The law of universal gravitation
Now let us consider the motion of bodies in this upper atmosphere, and in the space beyond.
If we throw a stone or cricket ball up into the air it goes up to a certain height, stops, and then comes down again. If we throw it vertically upwards it comes down on the same spot as that from which we threw it and, if we neglect the effects of air resistance, it returns with the same velocity downwards as that with which we threw it upwards. Moreover, again neglecting air resistance, we can easily calculate how high it will go because we know that (at first, at any rate) it loses velocity as it travels upwards at the rate of 9.81 m/s or, very roughly, lOm/s every second, and gains it again at the same rate as it comes downwards.
But we ought to know better by now than to neglect air resistance? Yes, we certainly ought to know better, but unfortunately it wasn’t only air resistance that we were neglecting in the simple examples in Chapter 1 – though, in fairness, that was our worst error, and our other omissions really were negligible in the circumstances that we were then considering. This is no longer true of the circumstances of this chapter for some of which air resistance really can be neglected, but other things that we calmly assumed most certainly cannot.
Newton would probably have been less surprised than we were when artificial satellites began to circle the globe – for these are but examples of the laws he enunciated.
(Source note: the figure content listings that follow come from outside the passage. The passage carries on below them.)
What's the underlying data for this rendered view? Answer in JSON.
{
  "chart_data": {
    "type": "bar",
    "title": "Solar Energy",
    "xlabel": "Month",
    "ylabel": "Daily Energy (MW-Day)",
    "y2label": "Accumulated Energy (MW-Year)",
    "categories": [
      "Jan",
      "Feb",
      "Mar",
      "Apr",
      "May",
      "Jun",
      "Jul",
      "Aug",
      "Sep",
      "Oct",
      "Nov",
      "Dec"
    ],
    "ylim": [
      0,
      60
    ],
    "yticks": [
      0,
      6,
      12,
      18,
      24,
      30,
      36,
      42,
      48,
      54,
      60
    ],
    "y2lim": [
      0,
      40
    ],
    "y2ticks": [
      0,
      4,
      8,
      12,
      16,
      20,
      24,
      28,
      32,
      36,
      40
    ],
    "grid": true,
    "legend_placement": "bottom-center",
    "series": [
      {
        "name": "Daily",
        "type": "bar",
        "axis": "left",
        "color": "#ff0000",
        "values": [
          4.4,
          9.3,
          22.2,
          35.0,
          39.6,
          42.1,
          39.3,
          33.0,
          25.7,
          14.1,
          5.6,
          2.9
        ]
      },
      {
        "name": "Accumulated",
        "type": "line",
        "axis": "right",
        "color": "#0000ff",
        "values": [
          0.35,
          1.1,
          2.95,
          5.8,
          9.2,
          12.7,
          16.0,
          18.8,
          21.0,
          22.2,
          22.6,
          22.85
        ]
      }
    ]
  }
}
When he saw the apple drop – assuming that story is true – he wondered why it did so, and eventually decided that it was because there was a mutual force of attraction between the apple and the earth; so it wasn’t just a case of the apple dropping, it was the apple and the earth coming together, due to this mutual force of attraction, when there was no longer anything to hold them apart. And if the apple and the earth, why not any mass and any other mass? And so eventually, by observing the facts, and by reasoning, he came to realise that there is a force of attraction between any two masses, and that this force is proportional to the product of the masses, and inversely proportional to the square of the distance between them. This is the law of universal gravitation, perhaps the most important of all the physical laws, the law that governs the movement of bodies in space (whether they be natural or artificial), the law that Newton enunciated 300 years ago.